Nollan and Dolan also apply when, as here, the challenged condition amounts to a requirement to pay money, rather than to give up an easement over the property. The Florida Supreme Court had also held that if a government demands money instead of real estate there can be no takings. Alito observed that under this logic the Nollan and Dolan requirements “would be very easy” to avoid, especially since such development impact fees are already “utterly commonplace”. The takings clause applies because the government’s demand for money here was directly linked to a specific parcel of real property, as distinguished from the benefits in Eastern Enterprises v. Apfel.

Alito did not explain why such monetary exactions are not merely a tax as he contended that “teasing out the difference between taxes and takings is more difficult in theory than in practice.” The Court’s long-settled view is that takings require just compensation even if they are functionally similar to a tax and Alito saw no need to define the difference here. Finally, Alito dismissed Kagan’s fear of disrupting local governments because courts in Texas, Illinois, and Ohio had already been applying Nollan and Dolan to monetary exactions.

===Dissenting opinion===
Justice Kagan dissented, joined by Justices Ginsburg, Breyer, and Sotomayor. The dissent agreed that Nollan and Dolan apply when a land-use permit is denied for failure to comply with a condition, but argued that those standards should not apply when the agency conditions a permit on the payment of money, rather than a conveyance of a property interest. Kagan criticized the comprehensiveness of Alito’s analysis, stating that the majority is adopting “a prophylaxis in search of a problem”. She then faulted the majority for deciding too little, openly wondering if the majority would agree with those states that apply higher scrutiny to adjudicative decisions than legislative decisions. Believing that the Court will “rue the day” that it discouraged local governments from negotiating with developers, Kagan wrote “the majority turns a broad array of local land use-regulations into federal constitutional questions.”

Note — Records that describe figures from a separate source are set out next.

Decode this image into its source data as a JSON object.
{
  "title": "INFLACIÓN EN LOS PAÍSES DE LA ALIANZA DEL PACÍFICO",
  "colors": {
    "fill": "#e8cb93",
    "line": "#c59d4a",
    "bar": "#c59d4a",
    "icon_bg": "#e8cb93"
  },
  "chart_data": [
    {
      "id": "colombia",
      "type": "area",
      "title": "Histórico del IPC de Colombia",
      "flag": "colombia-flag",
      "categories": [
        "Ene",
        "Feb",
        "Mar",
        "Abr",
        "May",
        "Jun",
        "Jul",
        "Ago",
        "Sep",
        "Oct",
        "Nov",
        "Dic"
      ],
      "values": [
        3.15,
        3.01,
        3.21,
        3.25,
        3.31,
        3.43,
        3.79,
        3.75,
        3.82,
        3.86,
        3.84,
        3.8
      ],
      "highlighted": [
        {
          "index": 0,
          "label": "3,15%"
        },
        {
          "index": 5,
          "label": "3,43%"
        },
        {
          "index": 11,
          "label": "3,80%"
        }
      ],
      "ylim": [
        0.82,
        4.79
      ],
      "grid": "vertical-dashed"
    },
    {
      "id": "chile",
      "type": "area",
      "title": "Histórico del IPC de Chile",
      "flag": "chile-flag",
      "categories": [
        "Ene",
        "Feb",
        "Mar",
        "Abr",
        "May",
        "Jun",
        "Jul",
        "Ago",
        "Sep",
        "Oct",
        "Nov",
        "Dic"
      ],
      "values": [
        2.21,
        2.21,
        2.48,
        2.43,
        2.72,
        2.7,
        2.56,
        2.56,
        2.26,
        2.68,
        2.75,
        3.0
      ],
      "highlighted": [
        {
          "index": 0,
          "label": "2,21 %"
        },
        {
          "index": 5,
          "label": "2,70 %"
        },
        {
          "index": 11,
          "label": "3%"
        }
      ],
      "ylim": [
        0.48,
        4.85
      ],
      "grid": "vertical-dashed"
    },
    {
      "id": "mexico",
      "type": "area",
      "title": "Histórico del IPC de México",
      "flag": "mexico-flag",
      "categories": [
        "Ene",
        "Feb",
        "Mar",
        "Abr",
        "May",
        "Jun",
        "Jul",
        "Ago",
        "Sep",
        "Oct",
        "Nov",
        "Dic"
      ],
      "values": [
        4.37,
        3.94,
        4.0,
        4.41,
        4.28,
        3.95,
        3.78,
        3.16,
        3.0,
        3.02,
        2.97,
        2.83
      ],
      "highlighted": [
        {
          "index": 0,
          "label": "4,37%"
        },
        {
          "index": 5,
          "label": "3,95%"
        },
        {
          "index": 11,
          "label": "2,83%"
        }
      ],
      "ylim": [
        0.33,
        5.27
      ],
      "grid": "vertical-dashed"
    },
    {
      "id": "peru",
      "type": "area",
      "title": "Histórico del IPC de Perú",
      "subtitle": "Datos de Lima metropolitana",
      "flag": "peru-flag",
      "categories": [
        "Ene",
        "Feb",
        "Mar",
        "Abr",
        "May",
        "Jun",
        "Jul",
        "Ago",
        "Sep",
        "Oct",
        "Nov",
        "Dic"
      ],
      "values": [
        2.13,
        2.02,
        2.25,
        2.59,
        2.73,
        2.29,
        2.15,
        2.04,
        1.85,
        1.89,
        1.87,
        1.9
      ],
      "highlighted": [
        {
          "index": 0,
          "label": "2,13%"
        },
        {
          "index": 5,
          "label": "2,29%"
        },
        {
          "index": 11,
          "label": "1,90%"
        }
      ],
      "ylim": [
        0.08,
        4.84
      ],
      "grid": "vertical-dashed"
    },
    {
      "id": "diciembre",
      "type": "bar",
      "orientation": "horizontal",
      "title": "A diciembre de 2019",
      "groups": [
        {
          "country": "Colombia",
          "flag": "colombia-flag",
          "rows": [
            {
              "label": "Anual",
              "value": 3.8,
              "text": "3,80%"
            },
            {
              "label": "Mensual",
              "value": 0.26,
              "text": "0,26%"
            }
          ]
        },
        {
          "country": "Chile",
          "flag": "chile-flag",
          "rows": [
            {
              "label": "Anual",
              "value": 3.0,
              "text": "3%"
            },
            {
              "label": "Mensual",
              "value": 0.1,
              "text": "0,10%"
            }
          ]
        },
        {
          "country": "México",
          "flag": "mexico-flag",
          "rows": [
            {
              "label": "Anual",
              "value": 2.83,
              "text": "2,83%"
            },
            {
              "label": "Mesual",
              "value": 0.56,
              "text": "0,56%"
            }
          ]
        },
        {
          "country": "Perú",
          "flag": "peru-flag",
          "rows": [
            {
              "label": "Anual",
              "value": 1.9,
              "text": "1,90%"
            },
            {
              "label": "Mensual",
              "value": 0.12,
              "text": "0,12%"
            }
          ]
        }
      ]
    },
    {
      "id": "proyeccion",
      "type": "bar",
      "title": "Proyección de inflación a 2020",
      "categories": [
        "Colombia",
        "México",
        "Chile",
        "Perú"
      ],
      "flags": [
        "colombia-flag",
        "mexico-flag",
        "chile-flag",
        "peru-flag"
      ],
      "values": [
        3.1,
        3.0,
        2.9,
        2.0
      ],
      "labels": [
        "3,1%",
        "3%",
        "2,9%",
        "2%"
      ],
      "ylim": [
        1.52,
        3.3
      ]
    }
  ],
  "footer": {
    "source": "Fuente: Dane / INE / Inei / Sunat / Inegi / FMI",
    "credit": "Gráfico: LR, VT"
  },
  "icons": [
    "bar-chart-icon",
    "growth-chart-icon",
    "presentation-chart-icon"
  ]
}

The dissenting justices also maintained that, on the facts of this case, the District never actually demanded anything in exchange for a permit, and no regulatory taking took place because no property changed hands.

==Reactions==
On remand the Florida Supreme Court remanded to the Florida Fifth District Court of Appeal, which simply readopted its 2009 decision awarding Koontz money damages.

The ruling was unpopular with some legal academics but lauded by others. Commentators encouraged localities to start denying permits without discussion but predicted that only "strong judicial action" will effect entrenched players. While Koontz leaves “exactions and takings jurisprudence in a confused and unsustainable state”, scholars believe it may encourage localities to adopt more alienable and standardized fee schedules or it may even lead to the eventual collapse of Nollan and Dolan exactions into the Due Process Clause.